In the liner notes on this EP, Neil Peart explains "It was April of 2004, but Geddy, Alex, and I were channeling back to 1966 and 1967, when we were thirteen- and fourteen-year-old beginners. We thought it would be a fitting symbol to commemorate our thirty years together if we returned to our roots and paid tribute to those we had learned from and were inspired by. We thought we might record some of the songs we used to listen to, the ones we painstakingly learned the chords, notes, and drum parts for, and even played in our earliest bands. The tracks on this collection are songs we liked from the era that we thought we could 'cover' effectively (meaning not too many backing vocals), and have some fun with. The music celebrates a good time in our lives, and we had a good time celebrating it." Well, it's obvious from listening to this CD just how much fun they had making it. This is far more raw and less serious than their music is these days and brings us back to an earlier time in Rush's history when they were crunchy and bombastic and not so intense. Truth be told, thinking man's rock is cool, but it's also good to just kick back and have fun. It's nice to know that Rush can still do it, and do it well. This being an EP is rather inexpensive and truly a great addition to anyone's Rush collection. This one is definitely not progressive rock, but we always put Rush in that category based on several other of their releases.
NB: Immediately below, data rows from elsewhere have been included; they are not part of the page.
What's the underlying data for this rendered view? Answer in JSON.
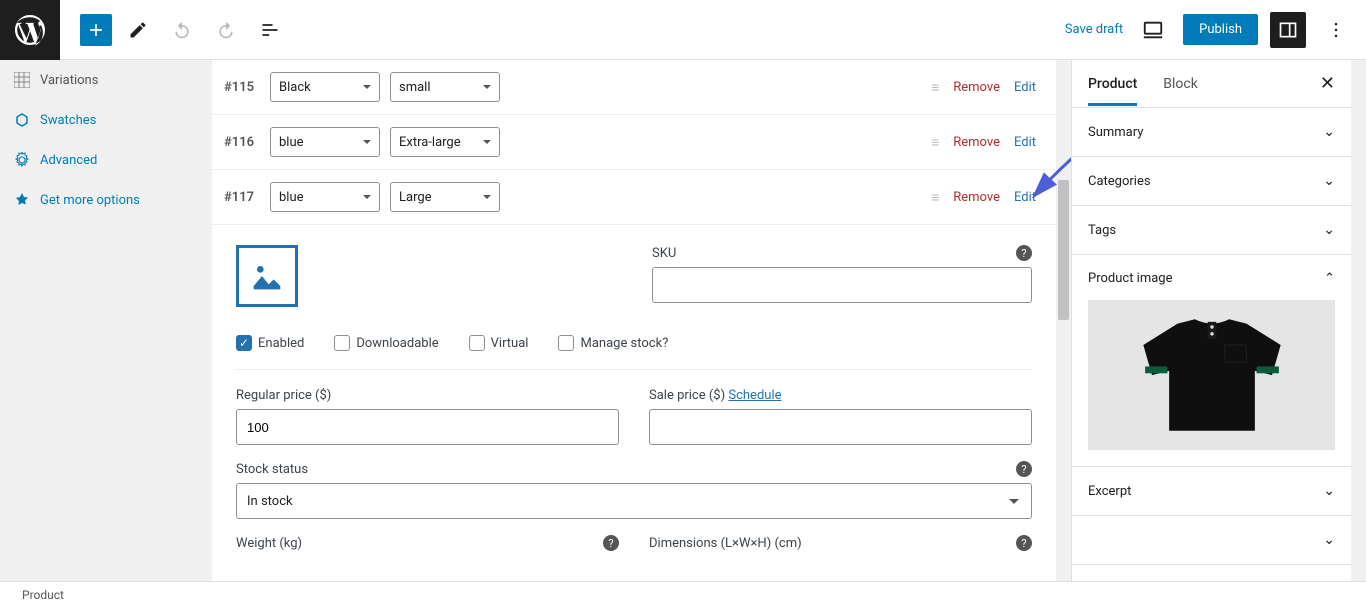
{
  "toolbar": {
    "save_draft": "Save draft",
    "publish": "Publish"
  },
  "left_sidebar": {
    "items": [
      {
        "label": "Variations",
        "blue": false
      },
      {
        "label": "Swatches",
        "blue": true
      },
      {
        "label": "Advanced",
        "blue": true
      },
      {
        "label": "Get more options",
        "blue": true
      }
    ]
  },
  "variations": [
    {
      "id": "#115",
      "attr1": "Black",
      "attr2": "small",
      "remove": "Remove",
      "edit": "Edit"
    },
    {
      "id": "#116",
      "attr1": "blue",
      "attr2": "Extra-large",
      "remove": "Remove",
      "edit": "Edit"
    },
    {
      "id": "#117",
      "attr1": "blue",
      "attr2": "Large",
      "remove": "Remove",
      "edit": "Edit"
    }
  ],
  "panel": {
    "sku_label": "SKU",
    "sku_value": "",
    "enabled_label": "Enabled",
    "enabled_checked": true,
    "downloadable_label": "Downloadable",
    "virtual_label": "Virtual",
    "manage_stock_label": "Manage stock?",
    "regular_price_label": "Regular price ($)",
    "regular_price_value": "100",
    "sale_price_label": "Sale price ($)",
    "schedule_label": "Schedule",
    "sale_price_value": "",
    "stock_status_label": "Stock status",
    "stock_status_value": "In stock",
    "weight_label": "Weight (kg)",
    "dimensions_label": "Dimensions (L×W×H) (cm)"
  },
  "right_sidebar": {
    "tabs": {
      "product": "Product",
      "block": "Block"
    },
    "panels": {
      "summary": "Summary",
      "categories": "Categories",
      "tags": "Tags",
      "product_image": "Product image",
      "excerpt": "Excerpt"
    }
  },
  "footer": {
    "breadcrumb": "Product"
  }
}
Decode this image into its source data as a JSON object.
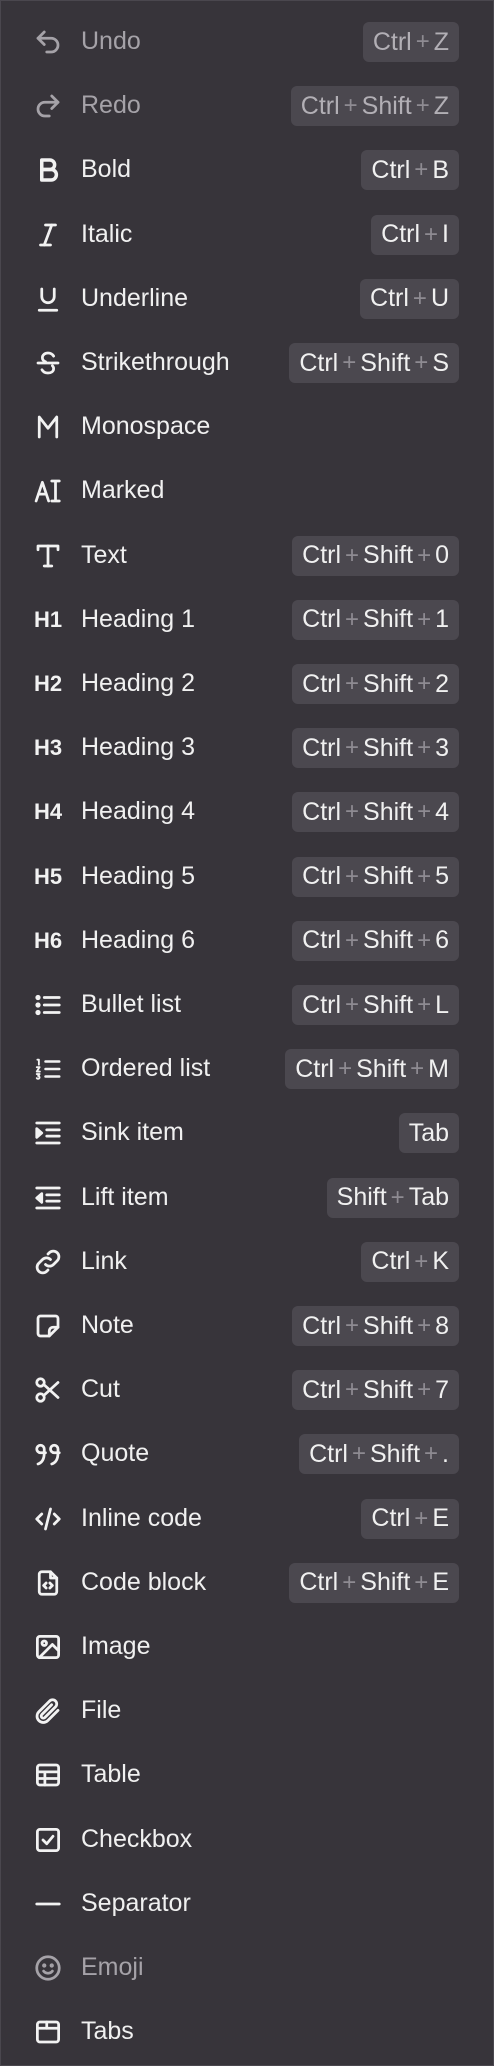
{
  "items": [
    {
      "id": "undo",
      "label": "Undo",
      "icon": "undo-icon",
      "keys": [
        "Ctrl",
        "Z"
      ],
      "disabled": true
    },
    {
      "id": "redo",
      "label": "Redo",
      "icon": "redo-icon",
      "keys": [
        "Ctrl",
        "Shift",
        "Z"
      ],
      "disabled": true
    },
    {
      "id": "bold",
      "label": "Bold",
      "icon": "bold-icon",
      "keys": [
        "Ctrl",
        "B"
      ]
    },
    {
      "id": "italic",
      "label": "Italic",
      "icon": "italic-icon",
      "keys": [
        "Ctrl",
        "I"
      ]
    },
    {
      "id": "underline",
      "label": "Underline",
      "icon": "underline-icon",
      "keys": [
        "Ctrl",
        "U"
      ]
    },
    {
      "id": "strikethrough",
      "label": "Strikethrough",
      "icon": "strikethrough-icon",
      "keys": [
        "Ctrl",
        "Shift",
        "S"
      ]
    },
    {
      "id": "monospace",
      "label": "Monospace",
      "icon": "monospace-icon",
      "keys": []
    },
    {
      "id": "marked",
      "label": "Marked",
      "icon": "marked-icon",
      "keys": []
    },
    {
      "id": "text",
      "label": "Text",
      "icon": "text-icon",
      "keys": [
        "Ctrl",
        "Shift",
        "0"
      ]
    },
    {
      "id": "heading-1",
      "label": "Heading 1",
      "icon": "heading-1-icon",
      "icon_text": "H1",
      "keys": [
        "Ctrl",
        "Shift",
        "1"
      ]
    },
    {
      "id": "heading-2",
      "label": "Heading 2",
      "icon": "heading-2-icon",
      "icon_text": "H2",
      "keys": [
        "Ctrl",
        "Shift",
        "2"
      ]
    },
    {
      "id": "heading-3",
      "label": "Heading 3",
      "icon": "heading-3-icon",
      "icon_text": "H3",
      "keys": [
        "Ctrl",
        "Shift",
        "3"
      ]
    },
    {
      "id": "heading-4",
      "label": "Heading 4",
      "icon": "heading-4-icon",
      "icon_text": "H4",
      "keys": [
        "Ctrl",
        "Shift",
        "4"
      ]
    },
    {
      "id": "heading-5",
      "label": "Heading 5",
      "icon": "heading-5-icon",
      "icon_text": "H5",
      "keys": [
        "Ctrl",
        "Shift",
        "5"
      ]
    },
    {
      "id": "heading-6",
      "label": "Heading 6",
      "icon": "heading-6-icon",
      "icon_text": "H6",
      "keys": [
        "Ctrl",
        "Shift",
        "6"
      ]
    },
    {
      "id": "bullet-list",
      "label": "Bullet list",
      "icon": "bullet-list-icon",
      "keys": [
        "Ctrl",
        "Shift",
        "L"
      ]
    },
    {
      "id": "ordered-list",
      "label": "Ordered list",
      "icon": "ordered-list-icon",
      "keys": [
        "Ctrl",
        "Shift",
        "M"
      ]
    },
    {
      "id": "sink-item",
      "label": "Sink item",
      "icon": "indent-icon",
      "keys": [
        "Tab"
      ]
    },
    {
      "id": "lift-item",
      "label": "Lift item",
      "icon": "outdent-icon",
      "keys": [
        "Shift",
        "Tab"
      ]
    },
    {
      "id": "link",
      "label": "Link",
      "icon": "link-icon",
      "keys": [
        "Ctrl",
        "K"
      ]
    },
    {
      "id": "note",
      "label": "Note",
      "icon": "note-icon",
      "keys": [
        "Ctrl",
        "Shift",
        "8"
      ]
    },
    {
      "id": "cut",
      "label": "Cut",
      "icon": "scissors-icon",
      "keys": [
        "Ctrl",
        "Shift",
        "7"
      ]
    },
    {
      "id": "quote",
      "label": "Quote",
      "icon": "quote-icon",
      "keys": [
        "Ctrl",
        "Shift",
        "."
      ]
    },
    {
      "id": "inline-code",
      "label": "Inline code",
      "icon": "code-icon",
      "keys": [
        "Ctrl",
        "E"
      ]
    },
    {
      "id": "code-block",
      "label": "Code block",
      "icon": "code-file-icon",
      "keys": [
        "Ctrl",
        "Shift",
        "E"
      ]
    },
    {
      "id": "image",
      "label": "Image",
      "icon": "image-icon",
      "keys": []
    },
    {
      "id": "file",
      "label": "File",
      "icon": "paperclip-icon",
      "keys": []
    },
    {
      "id": "table",
      "label": "Table",
      "icon": "table-icon",
      "keys": []
    },
    {
      "id": "checkbox",
      "label": "Checkbox",
      "icon": "checkbox-icon",
      "keys": []
    },
    {
      "id": "separator",
      "label": "Separator",
      "icon": "separator-icon",
      "keys": []
    },
    {
      "id": "emoji",
      "label": "Emoji",
      "icon": "emoji-icon",
      "keys": [],
      "disabled": true
    },
    {
      "id": "tabs",
      "label": "Tabs",
      "icon": "tabs-icon",
      "keys": []
    }
  ],
  "key_separator": "+"
}
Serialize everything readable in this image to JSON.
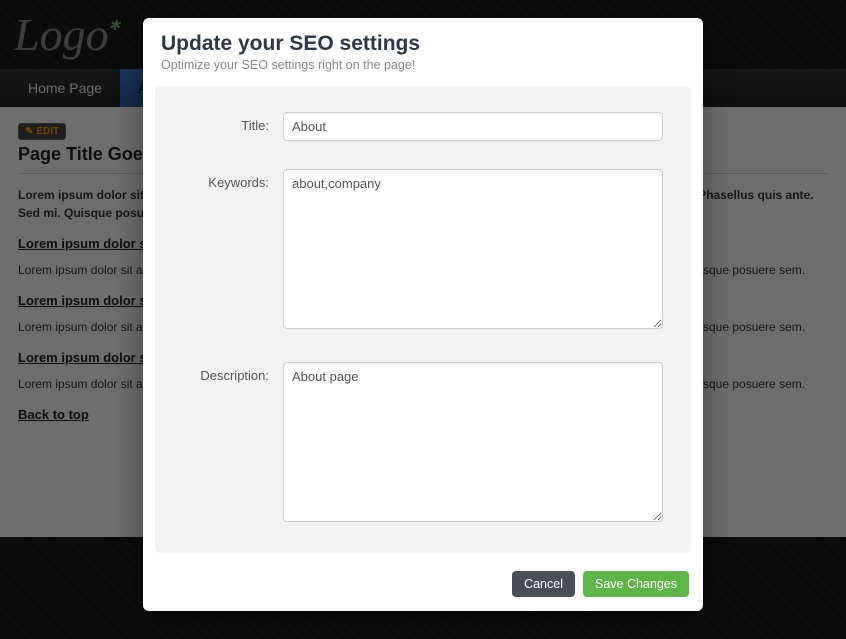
{
  "logo": {
    "text": "Logo"
  },
  "nav": {
    "items": [
      {
        "label": "Home Page"
      },
      {
        "label": "About"
      }
    ]
  },
  "edit_badge": "EDIT",
  "page": {
    "title": "Page Title Goes Here",
    "intro": "Lorem ipsum dolor sit amet, consectetur adipiscing elit. Quisque posuere sem sed libero viverra, purus augue eu felis. Phasellus quis ante. Sed mi. Quisque posuere sem sed mauris, consectetur sodales eget, dictum ac, ligula.",
    "section1_title": "Lorem ipsum dolor sit",
    "section1_body": "Lorem ipsum dolor sit amet, consectetur adipiscing elit. Quisque posuere ipsum a tincidunt felis. Phasellus quis ante. Sed mi. Quisque posuere sem.",
    "section2_title": "Lorem ipsum dolor sit",
    "section2_body": "Lorem ipsum dolor sit amet, consectetur adipiscing elit. Quisque posuere ipsum a tincidunt felis. Phasellus quis ante. Sed mi. Quisque posuere sem.",
    "section3_title": "Lorem ipsum dolor sit",
    "section3_body": "Lorem ipsum dolor sit amet, consectetur adipiscing elit. Quisque posuere ipsum a tincidunt felis. Phasellus quis ante. Sed mi. Quisque posuere sem.",
    "back_to_top": "Back to top"
  },
  "modal": {
    "title": "Update your SEO settings",
    "subtitle": "Optimize your SEO settings right on the page!",
    "labels": {
      "title": "Title:",
      "keywords": "Keywords:",
      "description": "Description:"
    },
    "values": {
      "title": "About",
      "keywords": "about,company",
      "description": "About page"
    },
    "buttons": {
      "cancel": "Cancel",
      "save": "Save Changes"
    }
  }
}
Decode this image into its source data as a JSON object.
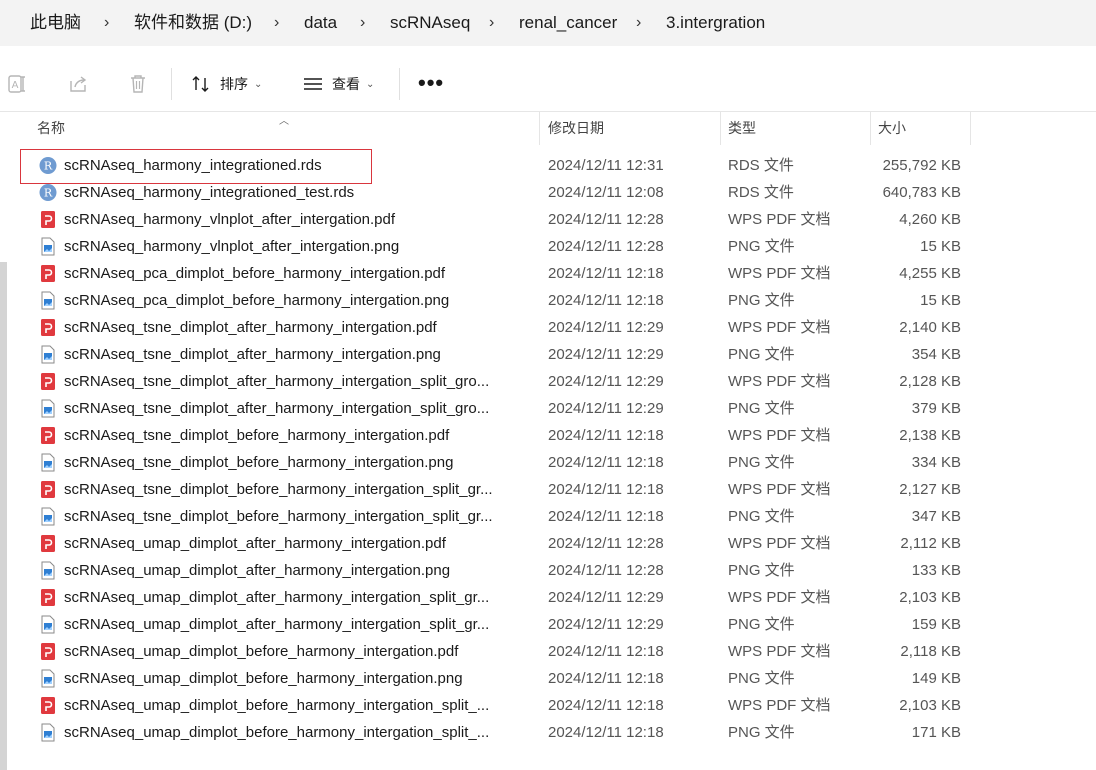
{
  "breadcrumb": [
    "此电脑",
    "软件和数据 (D:)",
    "data",
    "scRNAseq",
    "renal_cancer",
    "3.intergration"
  ],
  "breadcrumb_separator": "›",
  "toolbar": {
    "sort_label": "排序",
    "view_label": "查看",
    "more_label": "•••",
    "caret": "⌄"
  },
  "columns": {
    "name": "名称",
    "date": "修改日期",
    "type": "类型",
    "size": "大小"
  },
  "files": [
    {
      "name": "scRNAseq_harmony_integrationed.rds",
      "date": "2024/12/11 12:31",
      "type": "RDS 文件",
      "size": "255,792 KB",
      "icon": "rds-file-icon"
    },
    {
      "name": "scRNAseq_harmony_integrationed_test.rds",
      "date": "2024/12/11 12:08",
      "type": "RDS 文件",
      "size": "640,783 KB",
      "icon": "rds-file-icon"
    },
    {
      "name": "scRNAseq_harmony_vlnplot_after_intergation.pdf",
      "date": "2024/12/11 12:28",
      "type": "WPS PDF 文档",
      "size": "4,260 KB",
      "icon": "pdf-file-icon"
    },
    {
      "name": "scRNAseq_harmony_vlnplot_after_intergation.png",
      "date": "2024/12/11 12:28",
      "type": "PNG 文件",
      "size": "15 KB",
      "icon": "png-file-icon"
    },
    {
      "name": "scRNAseq_pca_dimplot_before_harmony_intergation.pdf",
      "date": "2024/12/11 12:18",
      "type": "WPS PDF 文档",
      "size": "4,255 KB",
      "icon": "pdf-file-icon"
    },
    {
      "name": "scRNAseq_pca_dimplot_before_harmony_intergation.png",
      "date": "2024/12/11 12:18",
      "type": "PNG 文件",
      "size": "15 KB",
      "icon": "png-file-icon"
    },
    {
      "name": "scRNAseq_tsne_dimplot_after_harmony_intergation.pdf",
      "date": "2024/12/11 12:29",
      "type": "WPS PDF 文档",
      "size": "2,140 KB",
      "icon": "pdf-file-icon"
    },
    {
      "name": "scRNAseq_tsne_dimplot_after_harmony_intergation.png",
      "date": "2024/12/11 12:29",
      "type": "PNG 文件",
      "size": "354 KB",
      "icon": "png-file-icon"
    },
    {
      "name": "scRNAseq_tsne_dimplot_after_harmony_intergation_split_gro...",
      "date": "2024/12/11 12:29",
      "type": "WPS PDF 文档",
      "size": "2,128 KB",
      "icon": "pdf-file-icon"
    },
    {
      "name": "scRNAseq_tsne_dimplot_after_harmony_intergation_split_gro...",
      "date": "2024/12/11 12:29",
      "type": "PNG 文件",
      "size": "379 KB",
      "icon": "png-file-icon"
    },
    {
      "name": "scRNAseq_tsne_dimplot_before_harmony_intergation.pdf",
      "date": "2024/12/11 12:18",
      "type": "WPS PDF 文档",
      "size": "2,138 KB",
      "icon": "pdf-file-icon"
    },
    {
      "name": "scRNAseq_tsne_dimplot_before_harmony_intergation.png",
      "date": "2024/12/11 12:18",
      "type": "PNG 文件",
      "size": "334 KB",
      "icon": "png-file-icon"
    },
    {
      "name": "scRNAseq_tsne_dimplot_before_harmony_intergation_split_gr...",
      "date": "2024/12/11 12:18",
      "type": "WPS PDF 文档",
      "size": "2,127 KB",
      "icon": "pdf-file-icon"
    },
    {
      "name": "scRNAseq_tsne_dimplot_before_harmony_intergation_split_gr...",
      "date": "2024/12/11 12:18",
      "type": "PNG 文件",
      "size": "347 KB",
      "icon": "png-file-icon"
    },
    {
      "name": "scRNAseq_umap_dimplot_after_harmony_intergation.pdf",
      "date": "2024/12/11 12:28",
      "type": "WPS PDF 文档",
      "size": "2,112 KB",
      "icon": "pdf-file-icon"
    },
    {
      "name": "scRNAseq_umap_dimplot_after_harmony_intergation.png",
      "date": "2024/12/11 12:28",
      "type": "PNG 文件",
      "size": "133 KB",
      "icon": "png-file-icon"
    },
    {
      "name": "scRNAseq_umap_dimplot_after_harmony_intergation_split_gr...",
      "date": "2024/12/11 12:29",
      "type": "WPS PDF 文档",
      "size": "2,103 KB",
      "icon": "pdf-file-icon"
    },
    {
      "name": "scRNAseq_umap_dimplot_after_harmony_intergation_split_gr...",
      "date": "2024/12/11 12:29",
      "type": "PNG 文件",
      "size": "159 KB",
      "icon": "png-file-icon"
    },
    {
      "name": "scRNAseq_umap_dimplot_before_harmony_intergation.pdf",
      "date": "2024/12/11 12:18",
      "type": "WPS PDF 文档",
      "size": "2,118 KB",
      "icon": "pdf-file-icon"
    },
    {
      "name": "scRNAseq_umap_dimplot_before_harmony_intergation.png",
      "date": "2024/12/11 12:18",
      "type": "PNG 文件",
      "size": "149 KB",
      "icon": "png-file-icon"
    },
    {
      "name": "scRNAseq_umap_dimplot_before_harmony_intergation_split_...",
      "date": "2024/12/11 12:18",
      "type": "WPS PDF 文档",
      "size": "2,103 KB",
      "icon": "pdf-file-icon"
    },
    {
      "name": "scRNAseq_umap_dimplot_before_harmony_intergation_split_...",
      "date": "2024/12/11 12:18",
      "type": "PNG 文件",
      "size": "171 KB",
      "icon": "png-file-icon"
    }
  ],
  "highlighted_file_index": 0,
  "colors": {
    "highlight_border": "#d9363e",
    "rds_icon": "#6f9bd1",
    "pdf_icon": "#e0393e",
    "png_icon": "#2f7fd3"
  }
}
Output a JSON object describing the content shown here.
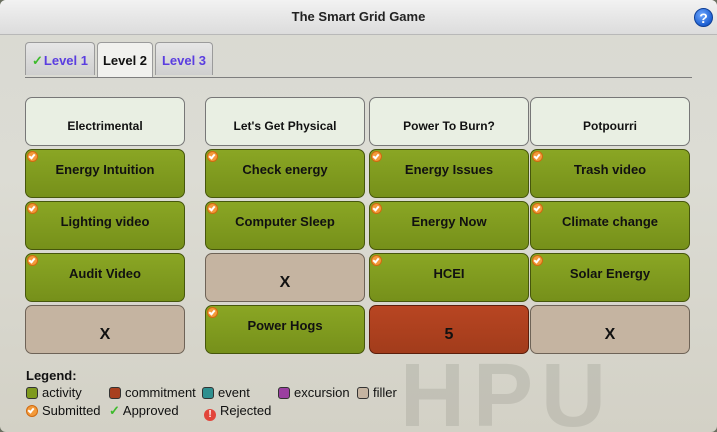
{
  "window": {
    "title": "The Smart Grid Game",
    "help_icon": "?"
  },
  "background_text": "HPU",
  "tabs": [
    {
      "label": "Level 1",
      "approved": true,
      "active": false
    },
    {
      "label": "Level 2",
      "approved": false,
      "active": true
    },
    {
      "label": "Level 3",
      "approved": false,
      "active": false
    }
  ],
  "columns": [
    "Electrimental",
    "Let's Get Physical",
    "Power To Burn?",
    "Potpourri"
  ],
  "grid": [
    [
      {
        "label": "Energy Intuition",
        "type": "activity",
        "submitted": true
      },
      {
        "label": "Check energy",
        "type": "activity",
        "submitted": true
      },
      {
        "label": "Energy Issues",
        "type": "activity",
        "submitted": true
      },
      {
        "label": "Trash video",
        "type": "activity",
        "submitted": true
      }
    ],
    [
      {
        "label": "Lighting video",
        "type": "activity",
        "submitted": true
      },
      {
        "label": "Computer Sleep",
        "type": "activity",
        "submitted": true
      },
      {
        "label": "Energy Now",
        "type": "activity",
        "submitted": true
      },
      {
        "label": "Climate change",
        "type": "activity",
        "submitted": true
      }
    ],
    [
      {
        "label": "Audit Video",
        "type": "activity",
        "submitted": true
      },
      {
        "label": "X",
        "type": "filler",
        "submitted": false
      },
      {
        "label": "HCEI",
        "type": "activity",
        "submitted": true
      },
      {
        "label": "Solar Energy",
        "type": "activity",
        "submitted": true
      }
    ],
    [
      {
        "label": "X",
        "type": "filler",
        "submitted": false
      },
      {
        "label": "Power Hogs",
        "type": "activity",
        "submitted": true
      },
      {
        "label": "5",
        "type": "commitment",
        "submitted": false
      },
      {
        "label": "X",
        "type": "filler",
        "submitted": false
      }
    ]
  ],
  "legend": {
    "title": "Legend:",
    "types": [
      {
        "label": "activity",
        "color": "#7f9a1e"
      },
      {
        "label": "commitment",
        "color": "#a83f1e"
      },
      {
        "label": "event",
        "color": "#2e8f8f"
      },
      {
        "label": "excursion",
        "color": "#9a3fa0"
      },
      {
        "label": "filler",
        "color": "#c5b4a1"
      }
    ],
    "statuses": {
      "submitted": "Submitted",
      "approved": "Approved",
      "rejected": "Rejected"
    }
  }
}
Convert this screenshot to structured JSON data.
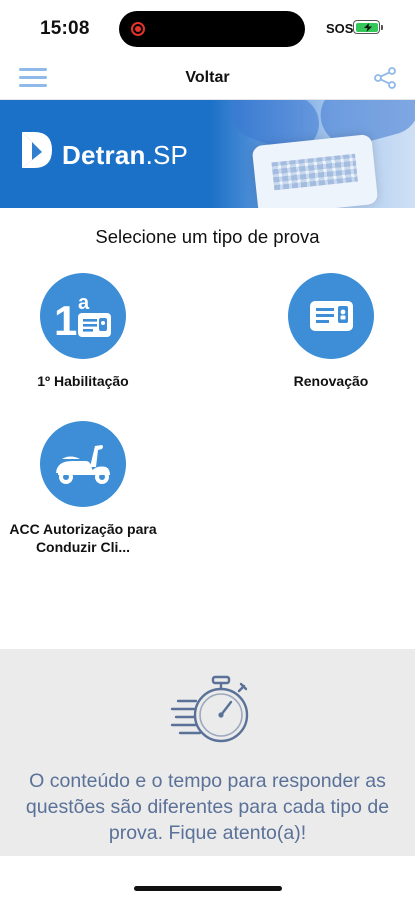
{
  "status_bar": {
    "time": "15:08",
    "carrier": "SOS",
    "recording_icon": "record-indicator-icon",
    "battery_icon": "battery-charging-icon",
    "battery_color": "#34c759"
  },
  "nav": {
    "menu_icon": "hamburger-menu-icon",
    "title": "Voltar",
    "share_icon": "share-icon",
    "accent": "#8fb9e8"
  },
  "banner": {
    "logo_text_bold": "Detran",
    "logo_text_light": ".SP",
    "background": "#1b71c8"
  },
  "section_title": "Selecione um tipo de prova",
  "exam_types": [
    {
      "label": "1º Habilitação",
      "icon": "first-license-card-icon",
      "badge": "1ª"
    },
    {
      "label": "Renovação",
      "icon": "license-card-icon"
    },
    {
      "label": "ACC Autorização para Conduzir Cli...",
      "icon": "scooter-icon"
    }
  ],
  "info": {
    "icon": "stopwatch-icon",
    "text": "O conteúdo e o tempo para responder as questões são diferentes para cada tipo de prova. Fique atento(a)!",
    "text_color": "#5a7198",
    "background": "#ebebeb"
  },
  "colors": {
    "primary_circle": "#3d8ed6"
  }
}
This review is available in book format (hardcover and paperback) in Music Street Journal: 2006 Volume 1 at lulu.com/strangesound.

Track by Track Review
Summertime Blues
This cut thunders in like a hunk of lead with a super chunky chording that is totally old school Rush. It shifts gears to the familiar main song structure, but even here this cut could easily have come from the first Rush album. It's good fun, and great to hear these guys playing gritty and dirty all over again. It's nice to know they can still pull that sound off with integrity.
Heart Full of Soul
An acoustic ching signals the beginning of the song and then the electric screams its passion overtop. They do a cool take that really feels like a cross between modern Rush and their old school sound. As they crunch out the chorus it has some killer distorted textures. The guitar overtones on this one are quite tasty, too. As always with this band it's amazing how much sound three guys can create.
The Seeker
This one is considerably more raw than the Who's version. This is one of the less effective cuts on the disc, but works reasonably well nonetheless.
For What It's Worth
I really like Rush's take on this Buffalo Springfield classic. They do a nice job of both pulling off the hippie sound of the cut and putting in some serious heaviness. They turn it into a Rush song, although not one that fits into any specific era of the band. I suppose if you really had to pin it down it might have fit onto Fly By Night, but only so well. Lifeson puts some very tasty fills into this one in the form of chording and overlayers. The wahing outro is especially cool.
Shapes of Things
This is another real winner. They do a nice job of combining the heavy bounding, crunching protometal and psychedelic sounds into a collage that both resembles the original and feels like vintage Rush. This one would have fit nicely on the first Rush album, although it probably wouldn't have been this well produced or arranged. Lifeson's take on the sitar-like soloing is killer as are the layers of sounds he weaves overtop. The noisy cacophony later is quite cool, too - and perhaps a bit more in the mode of the Fly By Night album. This is another of my favorites from the disc.
Mr. Soul
Here's another cool adaptation. They put in a noisy proto rock take, and Neil Young's main riff sounds incredibly tasty here. There are moments of this one that feel more like newer Rush.
Crossroads
This bouncing fast paced take is cool, but less adventurous than some of the other stuff on the disc. Don't get me wrong, it's one of my favorites on the album, it's just that it's far closer to the Cream version than much of the rest of this material is to the popular renditions. Then again, I suppose the sound of Cream was closer to the sound of old Rush than many of these other artists' sounds were.
Seven and Seven Is
Now this totally feels like something from Rush's first album, ala Working Man. It's good to hear them with this kind of raw fury again.